Charlotte Hornets Owner Michael Jordan, who supported the NBA’s decision to pull the 2017 All-Star Game, but who lobbied other owners to ensure that the city would be awarded the game again should the politics in the state allow it, celebrated the news.
“We are thrilled the league has awarded NBA All-Star 2019 to the City of Charlotte,” said Jordan. “We want to thank Commissioner Silver for his leadership throughout this process and for the decision to bring NBA All-Star back to Buzz City. All-Star weekend is an international event that will provide a tremendous economic impact to our community while showcasing our city, our franchise and our passionate Hornets fan base to people around the world. We look forward to serving as hosts for NBA All-Star 2019 and welcoming all visitors and guests to our Spectrum Center.”

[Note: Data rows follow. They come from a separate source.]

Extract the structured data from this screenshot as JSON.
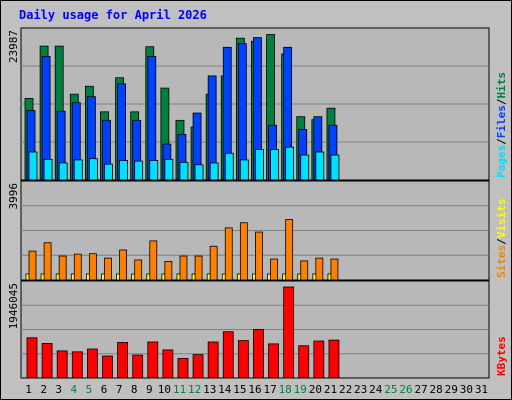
{
  "title": "Daily usage for April 2026",
  "colors": {
    "background": "#C0C0C0",
    "plot_bg": "#B8B8B8",
    "title": "#0000FF",
    "hits": "#008040",
    "files": "#0040FF",
    "pages": "#00E0FF",
    "visits": "#FFFF00",
    "sites": "#FF8000",
    "kbytes": "#FF0000",
    "weekend_label": "#008040",
    "weekday_label": "#000000"
  },
  "chart_data": [
    {
      "type": "bar",
      "panel": "top",
      "ymax_label": "23987",
      "ylim": [
        0,
        23987
      ],
      "categories": [
        "1",
        "2",
        "3",
        "4",
        "5",
        "6",
        "7",
        "8",
        "9",
        "10",
        "11",
        "12",
        "13",
        "14",
        "15",
        "16",
        "17",
        "18",
        "19",
        "20",
        "21",
        "22",
        "23",
        "24",
        "25",
        "26",
        "27",
        "28",
        "29",
        "30",
        "31"
      ],
      "series": [
        {
          "name": "Hits",
          "values": [
            13400,
            22000,
            22000,
            14100,
            15400,
            11200,
            16800,
            11200,
            21900,
            15100,
            9800,
            8700,
            14100,
            17100,
            23300,
            22800,
            23900,
            20700,
            10400,
            9900,
            11800,
            0,
            0,
            0,
            0,
            0,
            0,
            0,
            0,
            0,
            0
          ]
        },
        {
          "name": "Files",
          "values": [
            11400,
            20300,
            11300,
            12700,
            13700,
            9800,
            15800,
            9800,
            20300,
            5900,
            7500,
            11000,
            17100,
            21800,
            22400,
            23400,
            9000,
            21800,
            8300,
            10400,
            9000,
            0,
            0,
            0,
            0,
            0,
            0,
            0,
            0,
            0,
            0
          ]
        },
        {
          "name": "Pages",
          "values": [
            4600,
            3400,
            2800,
            3300,
            3500,
            2600,
            3200,
            3100,
            3200,
            3400,
            2900,
            2500,
            2800,
            4400,
            3300,
            5000,
            5000,
            5400,
            4100,
            4600,
            4100,
            0,
            0,
            0,
            0,
            0,
            0,
            0,
            0,
            0,
            0
          ]
        }
      ],
      "legend": [
        "Pages",
        "Files",
        "Hits"
      ]
    },
    {
      "type": "bar",
      "panel": "middle",
      "ymax_label": "3996",
      "ylim": [
        0,
        3996
      ],
      "series": [
        {
          "name": "Visits",
          "values": [
            260,
            260,
            260,
            260,
            260,
            260,
            260,
            260,
            260,
            260,
            260,
            260,
            260,
            260,
            260,
            260,
            260,
            260,
            260,
            260,
            260,
            0,
            0,
            0,
            0,
            0,
            0,
            0,
            0,
            0,
            0
          ]
        },
        {
          "name": "Sites",
          "values": [
            1240,
            1600,
            1030,
            1110,
            1130,
            940,
            1290,
            860,
            1680,
            800,
            1030,
            1030,
            1450,
            2240,
            2460,
            2060,
            900,
            2600,
            820,
            940,
            900,
            0,
            0,
            0,
            0,
            0,
            0,
            0,
            0,
            0,
            0
          ]
        }
      ],
      "legend": [
        "Sites",
        "Visits"
      ]
    },
    {
      "type": "bar",
      "panel": "bottom",
      "ymax_label": "1946045",
      "ylim": [
        0,
        1946045
      ],
      "series": [
        {
          "name": "KBytes",
          "values": [
            860000,
            740000,
            580000,
            560000,
            620000,
            470000,
            760000,
            490000,
            770000,
            600000,
            420000,
            500000,
            770000,
            990000,
            800000,
            1040000,
            730000,
            1946045,
            690000,
            790000,
            810000,
            0,
            0,
            0,
            0,
            0,
            0,
            0,
            0,
            0,
            0
          ]
        }
      ],
      "legend": [
        "KBytes"
      ]
    }
  ],
  "weekend_days": [
    4,
    5,
    11,
    12,
    18,
    19,
    25,
    26
  ]
}
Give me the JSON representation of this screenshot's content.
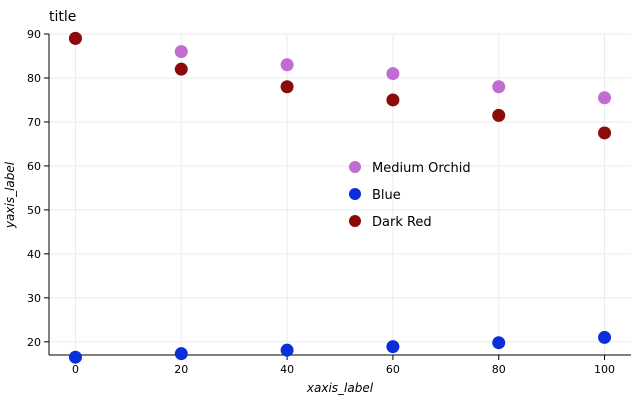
{
  "chart_data": {
    "type": "scatter",
    "title": "title",
    "xlabel": "xaxis_label",
    "ylabel": "yaxis_label",
    "xlim": [
      -5,
      105
    ],
    "ylim": [
      17,
      90
    ],
    "xticks": [
      0,
      20,
      40,
      60,
      80,
      100
    ],
    "yticks": [
      20,
      30,
      40,
      50,
      60,
      70,
      80,
      90
    ],
    "grid": true,
    "legend_position": "center-right",
    "series": [
      {
        "name": "Medium Orchid",
        "color": "#c06cd0",
        "x": [
          0,
          20,
          40,
          60,
          80,
          100
        ],
        "y": [
          89,
          86,
          83,
          81,
          78,
          75.5
        ]
      },
      {
        "name": "Blue",
        "color": "#0a2ed8",
        "x": [
          0,
          20,
          40,
          60,
          80,
          100
        ],
        "y": [
          16.5,
          17.3,
          18.1,
          18.9,
          19.8,
          21
        ]
      },
      {
        "name": "Dark Red",
        "color": "#8b0b0b",
        "x": [
          0,
          20,
          40,
          60,
          80,
          100
        ],
        "y": [
          89,
          82,
          78,
          75,
          71.5,
          67.5
        ]
      }
    ]
  }
}
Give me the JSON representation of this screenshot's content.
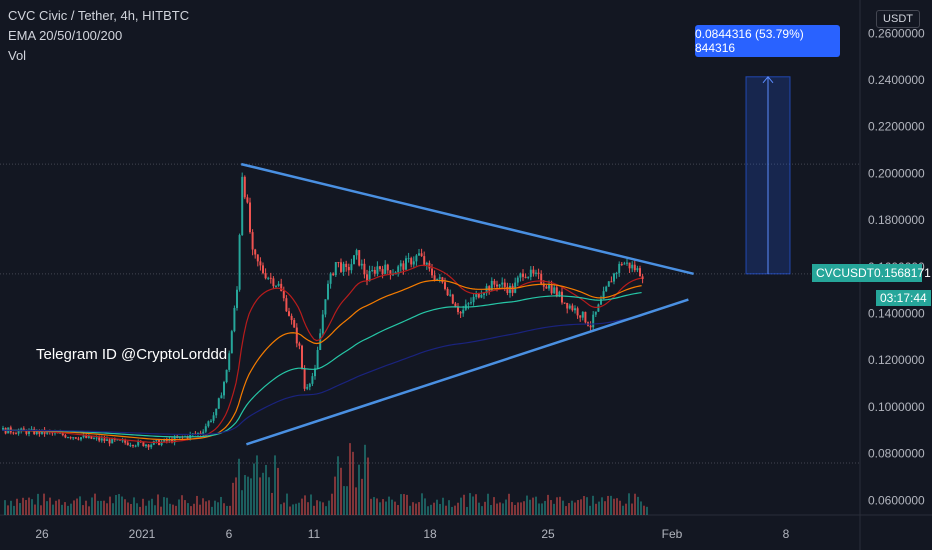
{
  "legend": {
    "symbol_line": "CVC Civic / Tether, 4h, HITBTC",
    "ema_line": "EMA 20/50/100/200",
    "vol_line": "Vol"
  },
  "watermark": "Telegram ID @CryptoLorddd",
  "currency_button": "USDT",
  "measure_label": "0.0844316 (53.79%) 844316",
  "price_tag": {
    "symbol": "CVCUSDT",
    "price": "0.1568171"
  },
  "countdown": "03:17:44",
  "colors": {
    "background": "#131722",
    "up": "#26a69a",
    "down": "#ef5350",
    "ema20": "#b71c1c",
    "ema50": "#f57c00",
    "ema100": "#26c6a6",
    "ema200": "#1a237e",
    "trendline": "#4a90e2",
    "measure": "#2962ff"
  },
  "chart_data": {
    "type": "candlestick",
    "y_tick_labels": [
      "0.0600000",
      "0.0800000",
      "0.1000000",
      "0.1200000",
      "0.1400000",
      "0.1600000",
      "0.1800000",
      "0.2000000",
      "0.2200000",
      "0.2400000",
      "0.2600000"
    ],
    "x_tick_labels": [
      "26",
      "2021",
      "6",
      "11",
      "18",
      "25",
      "Feb",
      "8"
    ],
    "ylim": [
      0.06,
      0.26
    ],
    "price_series": [
      {
        "t": 0,
        "p": 0.09
      },
      {
        "t": 8,
        "p": 0.089
      },
      {
        "t": 15,
        "p": 0.087
      },
      {
        "t": 22,
        "p": 0.085
      },
      {
        "t": 28,
        "p": 0.084
      },
      {
        "t": 33,
        "p": 0.086
      },
      {
        "t": 38,
        "p": 0.089
      },
      {
        "t": 41,
        "p": 0.098
      },
      {
        "t": 43,
        "p": 0.115
      },
      {
        "t": 45,
        "p": 0.15
      },
      {
        "t": 46,
        "p": 0.2
      },
      {
        "t": 47,
        "p": 0.185
      },
      {
        "t": 48,
        "p": 0.165
      },
      {
        "t": 50,
        "p": 0.158
      },
      {
        "t": 53,
        "p": 0.152
      },
      {
        "t": 55,
        "p": 0.14
      },
      {
        "t": 57,
        "p": 0.125
      },
      {
        "t": 58,
        "p": 0.108
      },
      {
        "t": 60,
        "p": 0.115
      },
      {
        "t": 62,
        "p": 0.148
      },
      {
        "t": 64,
        "p": 0.162
      },
      {
        "t": 66,
        "p": 0.158
      },
      {
        "t": 68,
        "p": 0.165
      },
      {
        "t": 70,
        "p": 0.155
      },
      {
        "t": 72,
        "p": 0.16
      },
      {
        "t": 75,
        "p": 0.158
      },
      {
        "t": 78,
        "p": 0.162
      },
      {
        "t": 80,
        "p": 0.165
      },
      {
        "t": 82,
        "p": 0.158
      },
      {
        "t": 85,
        "p": 0.152
      },
      {
        "t": 88,
        "p": 0.14
      },
      {
        "t": 90,
        "p": 0.145
      },
      {
        "t": 92,
        "p": 0.15
      },
      {
        "t": 95,
        "p": 0.153
      },
      {
        "t": 98,
        "p": 0.15
      },
      {
        "t": 100,
        "p": 0.158
      },
      {
        "t": 103,
        "p": 0.155
      },
      {
        "t": 106,
        "p": 0.15
      },
      {
        "t": 108,
        "p": 0.145
      },
      {
        "t": 111,
        "p": 0.14
      },
      {
        "t": 113,
        "p": 0.135
      },
      {
        "t": 115,
        "p": 0.145
      },
      {
        "t": 117,
        "p": 0.155
      },
      {
        "t": 119,
        "p": 0.162
      },
      {
        "t": 121,
        "p": 0.16
      },
      {
        "t": 123,
        "p": 0.157
      }
    ],
    "trendlines": [
      {
        "name": "upper",
        "from": {
          "t": 46,
          "p": 0.204
        },
        "to": {
          "t": 133,
          "p": 0.157
        }
      },
      {
        "name": "lower",
        "from": {
          "t": 47,
          "p": 0.084
        },
        "to": {
          "t": 132,
          "p": 0.146
        }
      }
    ],
    "measure": {
      "from_t": 140,
      "to_t": 146,
      "from_p": 0.157,
      "to_p": 0.2414
    }
  }
}
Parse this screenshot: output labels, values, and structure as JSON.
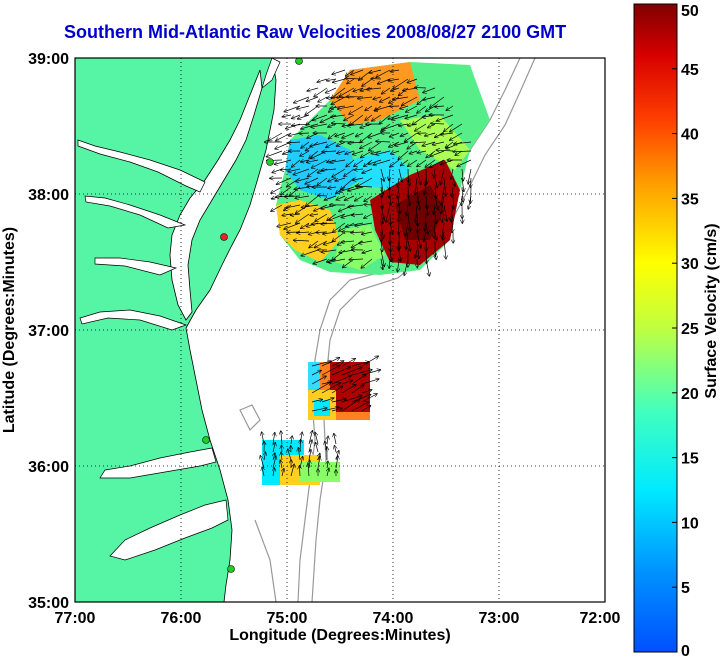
{
  "title": "Southern Mid-Atlantic Raw Velocities 2008/08/27 2100 GMT",
  "xlabel": "Longitude (Degrees:Minutes)",
  "ylabel": "Latitude (Degrees:Minutes)",
  "x_ticks": [
    "77:00",
    "76:00",
    "75:00",
    "74:00",
    "73:00",
    "72:00"
  ],
  "y_ticks": [
    "39:00",
    "38:00",
    "37:00",
    "36:00",
    "35:00"
  ],
  "colorbar": {
    "label": "Surface Velocity (cm/s)",
    "ticks": [
      "0",
      "5",
      "10",
      "15",
      "20",
      "25",
      "30",
      "35",
      "40",
      "45",
      "50"
    ],
    "range": [
      0,
      50
    ],
    "units": "cm/s"
  },
  "map_extent": {
    "lon": [
      -77,
      -72
    ],
    "lat": [
      35,
      39
    ]
  },
  "grid": true,
  "colors": {
    "land": "#55f5a5",
    "water": "#ffffff",
    "title": "#0000cc",
    "coast": "#000000",
    "bathymetry": "#999999",
    "station_green": "#22cc22",
    "station_red": "#ee2222"
  }
}
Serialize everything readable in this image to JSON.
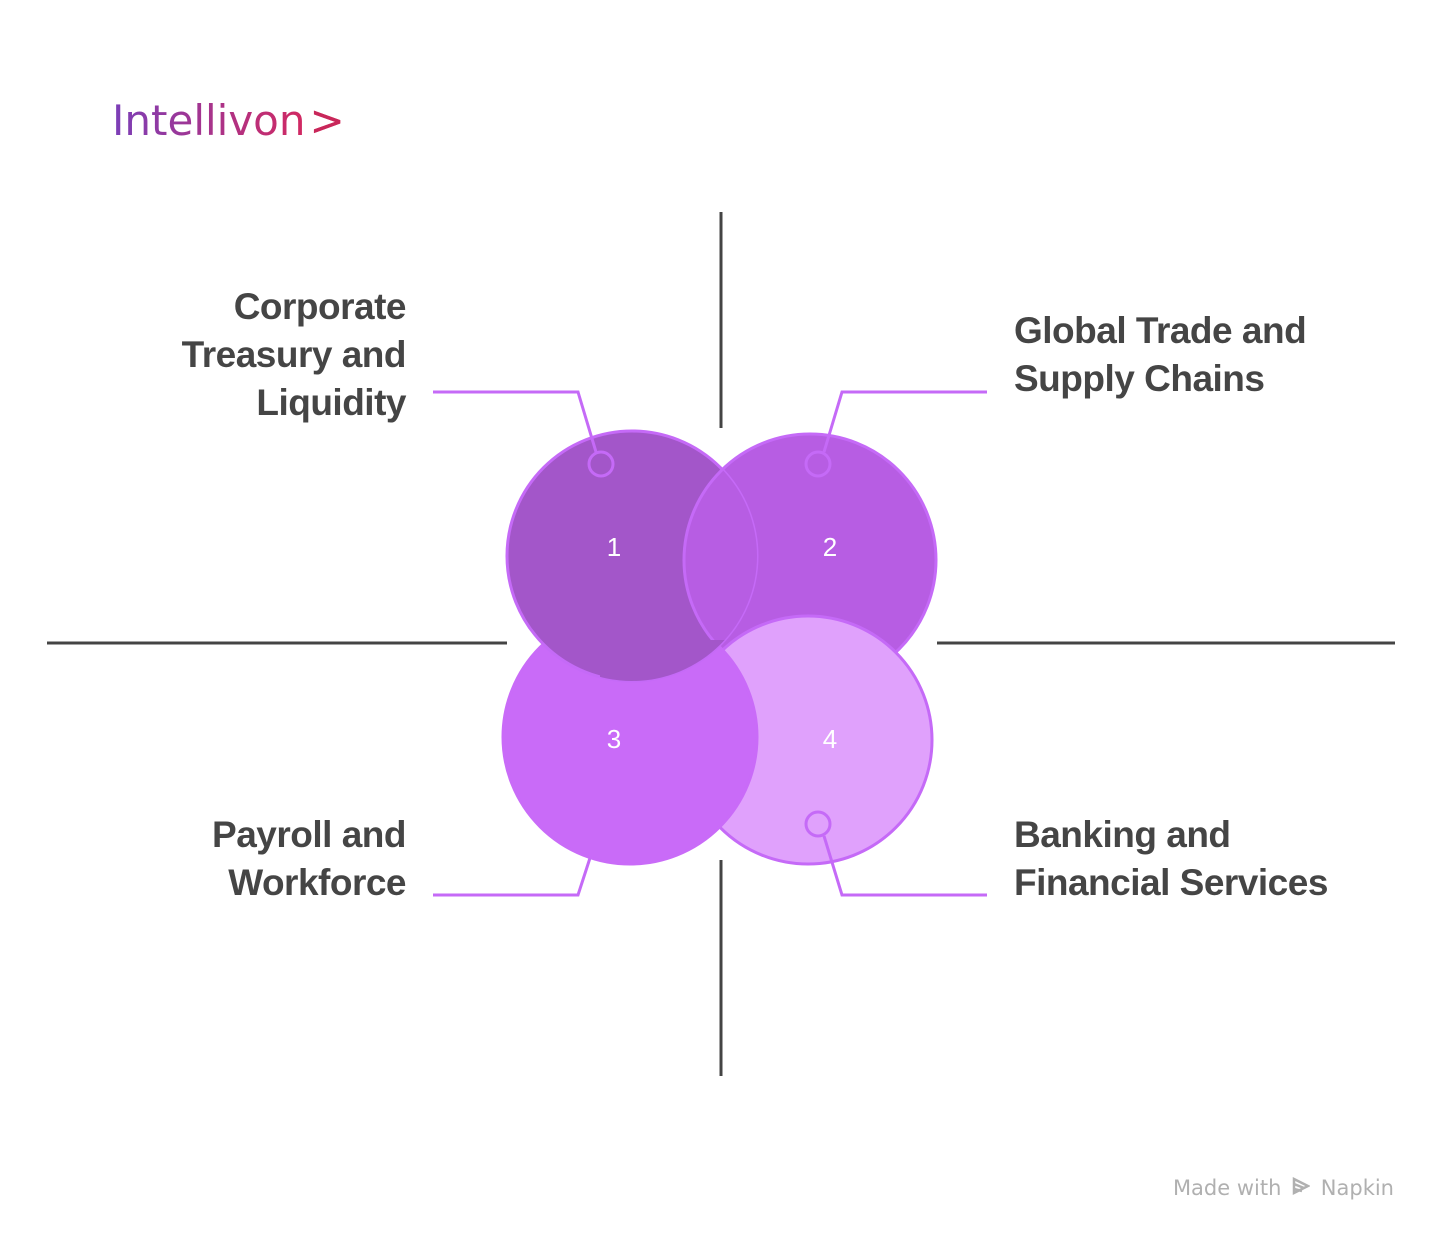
{
  "logo": {
    "text": "Intellivon",
    "chevron": ">"
  },
  "items": [
    {
      "number": "1",
      "label": "Corporate Treasury and Liquidity",
      "lines": [
        "Corporate",
        "Treasury and",
        "Liquidity"
      ],
      "color": "#a356c9"
    },
    {
      "number": "2",
      "label": "Global Trade and Supply Chains",
      "lines": [
        "Global Trade and",
        "Supply Chains"
      ],
      "color": "#b75de3"
    },
    {
      "number": "3",
      "label": "Payroll and Workforce",
      "lines": [
        "Payroll and",
        "Workforce"
      ],
      "color": "#c96bf8"
    },
    {
      "number": "4",
      "label": "Banking and Financial Services",
      "lines": [
        "Banking and",
        "Financial Services"
      ],
      "color": "#e0a1fc"
    }
  ],
  "colors": {
    "stroke": "#c56af7",
    "axis": "#444444",
    "text": "#454545"
  },
  "footer": {
    "made_with": "Made with",
    "brand": "Napkin"
  }
}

— Charlotte Hornets (@hornets) May 24, 2017
The NCAA and ACC also ended their boycott with the passage of HB142. Many of the cities and states have kept their boycotts going, however, continuing to ban non-essential, state or city funded travel due to the continued discrimination of LGBTQ people in North Carolina.
“We need to see concrete guidelines and policies put in place that will live up to the proposed principles put forward by the NBA designed to protect all of its players and fans,” said Equality NC Interim Executive Director Matt Hirschy in a statement emailed to LGBTQ Nation. “As we move forward with the NBA All-Star Game returning to Charlotte, LGBTQ people must be invited to the discussions between the NBA, the city of Charlotte and NCGA leadership to provide input and feedback on how to best protect LGBTQ people.”
“North Carolina’s discriminatory law prohibits the city of Charlotte from implementing non-discrimination protections for LGBTQ residents and visitors attending the All-Star Game. Nothing has changed that fact,” said HRC Senior Vice President for Policy and Political Affairs JoDee Winterhof. “It’s critically important that people understand the gravity of this situation, which has had the effect of extending discrimination and endangering LGBTQ people across the state of North Carolina.”